In his role as CEO, Steve will take the reins of a publication and nonprofit company that has evolved significantly since I joined as publisher. As he and I vividly remember, the late summer of 2020 was a time of enormous uncertainty in education. Schools were beginning (or hoping) to reopen, but COVID was still a deadly and elusive threat, and the promise of a vaccine seemed at best, uncertain.
Like millions of other Americans, my new colleagues worked from home, and the only staff meetings were held in the open air – in someone’s backyard or a public park.
The future didn’t look all that bright.
But a lot has changed since then. In the past three years, The 74 has seen its base of institutional donors grow from 6 to 19. We’ve launched a membership program and a major gifts effort and have built a growing revenue stream from sponsorships. And virtually all of the added money that The 74 has raised during this time has been reinvested into our journalism, in the form of freshly hired journalists, including those early in their careers, those with decades of experience, and those with diverse backgrounds and life experiences.
At the same time, the news reporting and in-depth storytelling these journalists produce is being seen by an audience that is four times the size of what The 74 reached prior to the pandemic, thanks to distribution agreements with platforms like Apple News, Flipboard, MSN, and Yahoo News as well as our partnerships with the Solutions Journalism Network and other news syndicators.
And after a design overhaul last year, we created a bold new look for the publication and dedicated ourselves to producing articles and videos that were as pleasing and engaging to the eye as they were intriguing to the brain. The investment that The 74 has made in the visual impact of our education news coverage has sent a signal to readers that this coverage is equal parts authoritative, thoughtful, and quite often fun.
All of the efforts I have prioritized as publisher, from broadening our donor base to courting distribution partners to enhancing our visual impact have been aimed at enriching the excellent journalism of The 74 — and creating more of it. Thanks in part to those efforts and to the core strengths of this publication, the past three years has seen a host of milestones for The 74.
Our work – in text and in video forms – has won numerous first-place awards from national journalism associations.

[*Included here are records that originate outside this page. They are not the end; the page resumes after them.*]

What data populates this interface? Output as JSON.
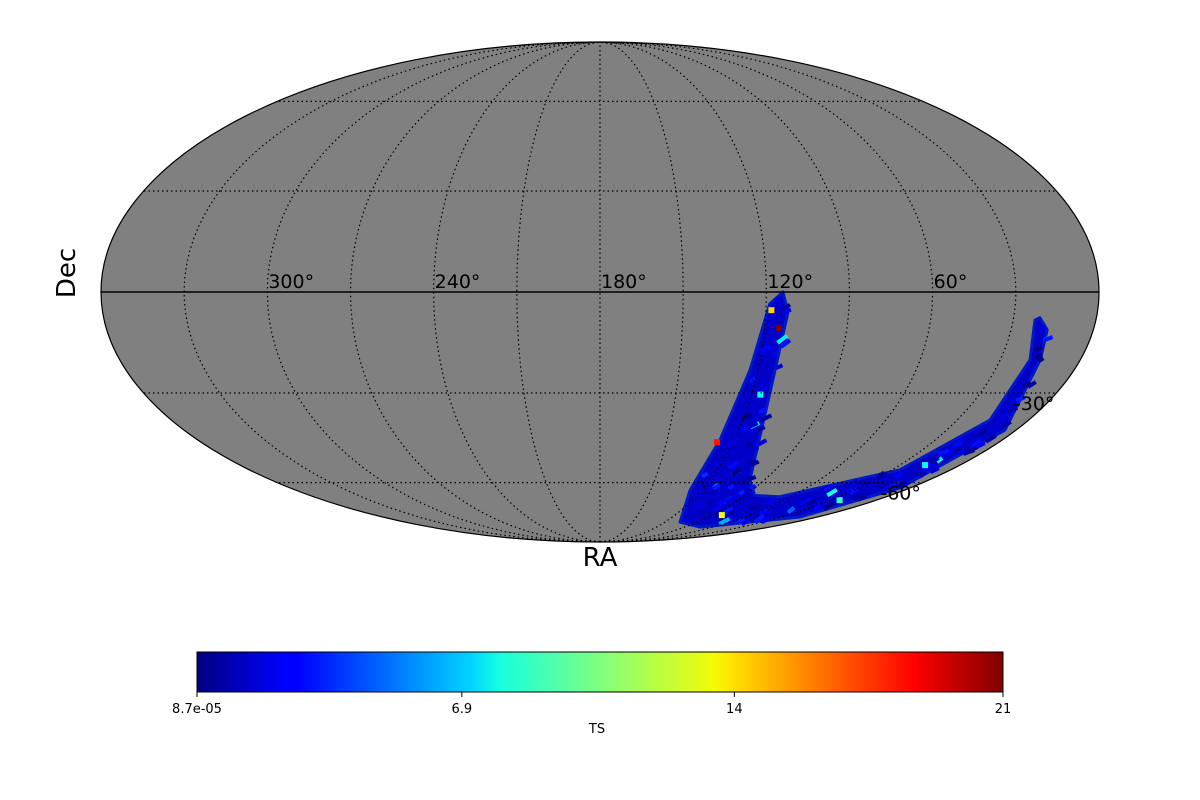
{
  "chart_data": {
    "type": "heatmap",
    "projection": "mollweide",
    "xlabel": "RA",
    "ylabel": "Dec",
    "background_color": "#808080",
    "colormap": "jet",
    "graticule": {
      "ra_step_deg": 30,
      "dec_lines_deg": [
        -60,
        -30,
        30,
        60
      ],
      "style": "dotted"
    },
    "ra_tick_labels": [
      {
        "ra": 300,
        "text": "300°"
      },
      {
        "ra": 240,
        "text": "240°"
      },
      {
        "ra": 180,
        "text": "180°"
      },
      {
        "ra": 120,
        "text": "120°"
      },
      {
        "ra": 60,
        "text": "60°"
      }
    ],
    "dec_tick_labels": [
      {
        "dec": -30,
        "text": "-30°"
      },
      {
        "dec": -60,
        "text": "-60°"
      }
    ],
    "coverage_region_ra_dec": [
      [
        114,
        0
      ],
      [
        112,
        -6
      ],
      [
        113,
        -30
      ],
      [
        98,
        -59
      ],
      [
        84,
        -65
      ],
      [
        67,
        -65.5
      ],
      [
        26,
        -55.3
      ],
      [
        16.2,
        -38.5
      ],
      [
        18.8,
        -20
      ],
      [
        22.1,
        -8.2
      ],
      [
        20.5,
        -7.5
      ],
      [
        16.8,
        -11.1
      ],
      [
        15,
        -20
      ],
      [
        4.8,
        -41.7
      ],
      [
        5.8,
        -62
      ],
      [
        14.6,
        -74.3
      ],
      [
        74,
        -79.3
      ],
      [
        106,
        -76.8
      ],
      [
        126.7,
        -62.9
      ],
      [
        126.3,
        -45
      ],
      [
        123,
        -23
      ],
      [
        118.7,
        -3.5
      ]
    ],
    "typical_ts": 1.5,
    "hotspots": [
      {
        "ra": 114.8,
        "dec": -10.5,
        "ts": 21
      },
      {
        "ra": 127.2,
        "dec": -45.7,
        "ts": 18
      },
      {
        "ra": 118,
        "dec": -5.3,
        "ts": 14
      },
      {
        "ra": 116.6,
        "dec": -30.5,
        "ts": 8
      },
      {
        "ra": 82.6,
        "dec": -73.4,
        "ts": 13
      },
      {
        "ra": 24,
        "dec": -66.9,
        "ts": 9
      },
      {
        "ra": 17.5,
        "dec": -53.6,
        "ts": 8
      }
    ],
    "colorbar": {
      "label": "TS",
      "min": 8.7e-05,
      "max": 21,
      "ticks": [
        {
          "value": 8.7e-05,
          "text": "8.7e-05"
        },
        {
          "value": 6.9,
          "text": "6.9"
        },
        {
          "value": 14,
          "text": "14"
        },
        {
          "value": 21,
          "text": "21"
        }
      ]
    }
  }
}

We have partnered with the USC-Annenberg School of Journalism to help train the next generation of education journalists. And our journalists are constantly looking for new ways of exploring educational topics, as we did with our “16 Under 16” contest and with the launch of our “School (in)Security” newsletter.
In addition, The 74 has proven it can thrive within the expanding world of nonprofit news, without a paywall, without traditional advertising, and with open access to all.

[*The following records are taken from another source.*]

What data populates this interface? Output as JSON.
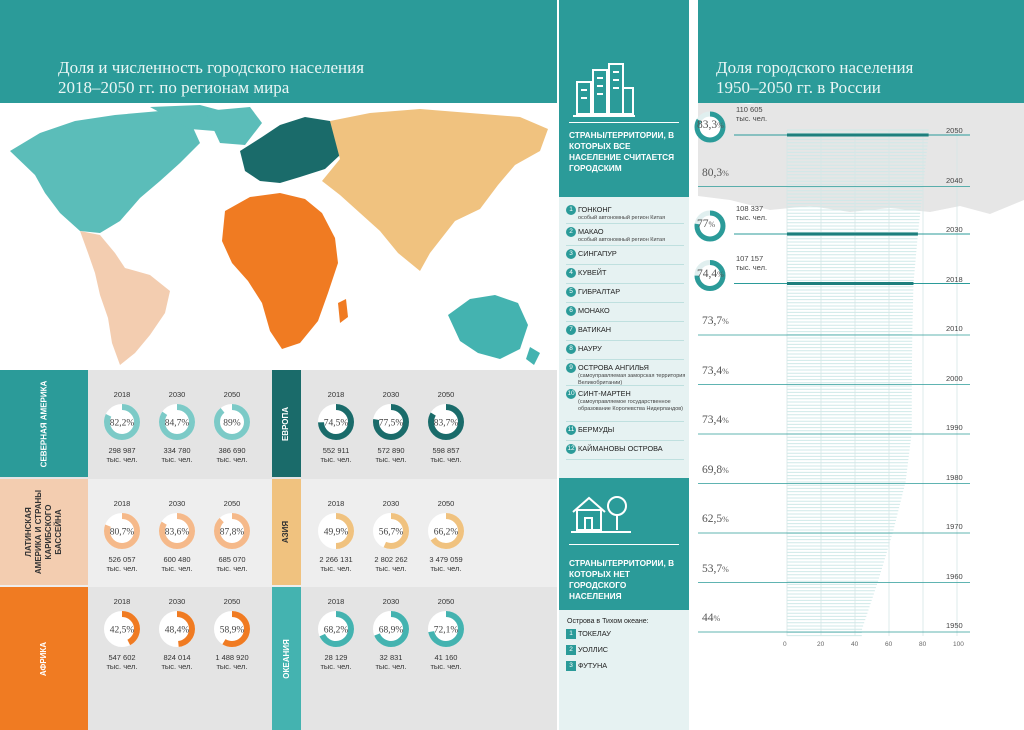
{
  "left": {
    "title_line1": "Доля и численность городского населения",
    "title_line2": "2018–2050 гг. по регионам мира",
    "regions": [
      {
        "name": "СЕВЕРНАЯ АМЕРИКА",
        "label_color": "#2b9b99",
        "stats": [
          {
            "year": "2018",
            "pct": "82,2%",
            "pct_value": 82.2,
            "num": "298 987",
            "unit": "тыс. чел."
          },
          {
            "year": "2030",
            "pct": "84,7%",
            "pct_value": 84.7,
            "num": "334 780",
            "unit": "тыс. чел."
          },
          {
            "year": "2050",
            "pct": "89%",
            "pct_value": 89,
            "num": "386 690",
            "unit": "тыс. чел."
          }
        ]
      },
      {
        "name": "ЕВРОПА",
        "label_color": "#1a6b6a",
        "stats": [
          {
            "year": "2018",
            "pct": "74,5%",
            "pct_value": 74.5,
            "num": "552 911",
            "unit": "тыс. чел."
          },
          {
            "year": "2030",
            "pct": "77,5%",
            "pct_value": 77.5,
            "num": "572 890",
            "unit": "тыс. чел."
          },
          {
            "year": "2050",
            "pct": "83,7%",
            "pct_value": 83.7,
            "num": "598 857",
            "unit": "тыс. чел."
          }
        ]
      },
      {
        "name": "ЛАТИНСКАЯ АМЕРИКА И СТРАНЫ КАРИБСКОГО БАССЕЙНА",
        "label_color": "#f3cdb0",
        "stats": [
          {
            "year": "2018",
            "pct": "80,7%",
            "pct_value": 80.7,
            "num": "526 057",
            "unit": "тыс. чел."
          },
          {
            "year": "2030",
            "pct": "83,6%",
            "pct_value": 83.6,
            "num": "600 480",
            "unit": "тыс. чел."
          },
          {
            "year": "2050",
            "pct": "87,8%",
            "pct_value": 87.8,
            "num": "685 070",
            "unit": "тыс. чел."
          }
        ]
      },
      {
        "name": "АЗИЯ",
        "label_color": "#f0c27f",
        "stats": [
          {
            "year": "2018",
            "pct": "49,9%",
            "pct_value": 49.9,
            "num": "2 266 131",
            "unit": "тыс. чел."
          },
          {
            "year": "2030",
            "pct": "56,7%",
            "pct_value": 56.7,
            "num": "2 802 262",
            "unit": "тыс. чел."
          },
          {
            "year": "2050",
            "pct": "66,2%",
            "pct_value": 66.2,
            "num": "3 479 059",
            "unit": "тыс. чел."
          }
        ]
      },
      {
        "name": "АФРИКА",
        "label_color": "#f07b22",
        "stats": [
          {
            "year": "2018",
            "pct": "42,5%",
            "pct_value": 42.5,
            "num": "547 602",
            "unit": "тыс. чел."
          },
          {
            "year": "2030",
            "pct": "48,4%",
            "pct_value": 48.4,
            "num": "824 014",
            "unit": "тыс. чел."
          },
          {
            "year": "2050",
            "pct": "58,9%",
            "pct_value": 58.9,
            "num": "1 488 920",
            "unit": "тыс. чел."
          }
        ]
      },
      {
        "name": "ОКЕАНИЯ",
        "label_color": "#44b3b0",
        "stats": [
          {
            "year": "2018",
            "pct": "68,2%",
            "pct_value": 68.2,
            "num": "28 129",
            "unit": "тыс. чел."
          },
          {
            "year": "2030",
            "pct": "68,9%",
            "pct_value": 68.9,
            "num": "32 831",
            "unit": "тыс. чел."
          },
          {
            "year": "2050",
            "pct": "72,1%",
            "pct_value": 72.1,
            "num": "41 160",
            "unit": "тыс. чел."
          }
        ]
      }
    ]
  },
  "middle": {
    "all_urban_heading": "СТРАНЫ/ТЕРРИТОРИИ, В КОТОРЫХ ВСЕ НАСЕЛЕНИЕ СЧИТАЕТСЯ ГОРОДСКИМ",
    "all_urban": [
      {
        "n": "1",
        "name": "ГОНКОНГ",
        "sub": "особый автономный регион Китая"
      },
      {
        "n": "2",
        "name": "МАКАО",
        "sub": "особый автономный регион Китая"
      },
      {
        "n": "3",
        "name": "СИНГАПУР",
        "sub": ""
      },
      {
        "n": "4",
        "name": "КУВЕЙТ",
        "sub": ""
      },
      {
        "n": "5",
        "name": "ГИБРАЛТАР",
        "sub": ""
      },
      {
        "n": "6",
        "name": "МОНАКО",
        "sub": ""
      },
      {
        "n": "7",
        "name": "ВАТИКАН",
        "sub": ""
      },
      {
        "n": "8",
        "name": "НАУРУ",
        "sub": ""
      },
      {
        "n": "9",
        "name": "ОСТРОВА АНГИЛЬЯ",
        "sub": "(самоуправляемая заморская территория Великобритании)"
      },
      {
        "n": "10",
        "name": "СИНТ-МАРТЕН",
        "sub": "(самоуправляемое государственное образование Королевства Нидерландов)"
      },
      {
        "n": "11",
        "name": "БЕРМУДЫ",
        "sub": ""
      },
      {
        "n": "12",
        "name": "КАЙМАНОВЫ ОСТРОВА",
        "sub": ""
      }
    ],
    "no_urban_heading": "СТРАНЫ/ТЕРРИТОРИИ, В КОТОРЫХ НЕТ ГОРОДСКОГО НАСЕЛЕНИЯ",
    "pacific_caption": "Острова в Тихом океане:",
    "no_urban": [
      {
        "n": "1",
        "name": "ТОКЕЛАУ"
      },
      {
        "n": "2",
        "name": "УОЛЛИС"
      },
      {
        "n": "3",
        "name": "ФУТУНА"
      }
    ]
  },
  "right": {
    "title_line1": "Доля городского населения",
    "title_line2": "1950–2050 гг. в России",
    "chart_data": {
      "type": "bar",
      "title": "Доля городского населения 1950–2050 гг. в России",
      "categories": [
        "2050",
        "2040",
        "2030",
        "2018",
        "2010",
        "2000",
        "1990",
        "1980",
        "1970",
        "1960",
        "1950"
      ],
      "values": [
        83.3,
        80.3,
        77,
        74.4,
        73.7,
        73.4,
        73.4,
        69.8,
        62.5,
        53.7,
        44
      ],
      "value_labels": [
        "83,3",
        "80,3",
        "77",
        "74,4",
        "73,7",
        "73,4",
        "73,4",
        "69,8",
        "62,5",
        "53,7",
        "44"
      ],
      "highlight": [
        {
          "year": "2050",
          "num": "110 605",
          "unit": "тыс. чел."
        },
        {
          "year": "2030",
          "num": "108 337",
          "unit": "тыс. чел."
        },
        {
          "year": "2018",
          "num": "107 157",
          "unit": "тыс. чел."
        }
      ],
      "x_ticks": [
        "0",
        "20",
        "40",
        "60",
        "80",
        "100"
      ],
      "xlim": [
        0,
        100
      ],
      "grid": true
    }
  },
  "colors": {
    "teal": "#2b9b99",
    "dark_teal": "#1a6b6a",
    "orange": "#f07b22",
    "sand": "#f0c27f",
    "peach": "#f3cdb0",
    "grey": "#e4e4e4"
  }
}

I can say with good confidence that when I hand off to Steve, our journalism and the infrastructure that supports it have a healthy gust of wind in their sails.
For the next several months I’ll be continuing to aid The 74 as contributing editor, and my goal will be to ensure that our momentum continues as Steve works to put in place his vision for the future of The 74. Stay tuned for more about that.
What lies in store for me after that remains to be seen. Forty-six years is a long time to spend in the news business. Jimmy Carter had only been in the White House for a few months when I took my first full-time job as a reporter. The subsequent four and a half decades, which included a literal marathon of years at The New York Times, and shorter sprints at Mashable, Cheddar and The 74, have been rewarding, exhilarating … and demanding.
This seems like a good moment to take some mandolin lessons, learn to speak French better, and think about what’s next.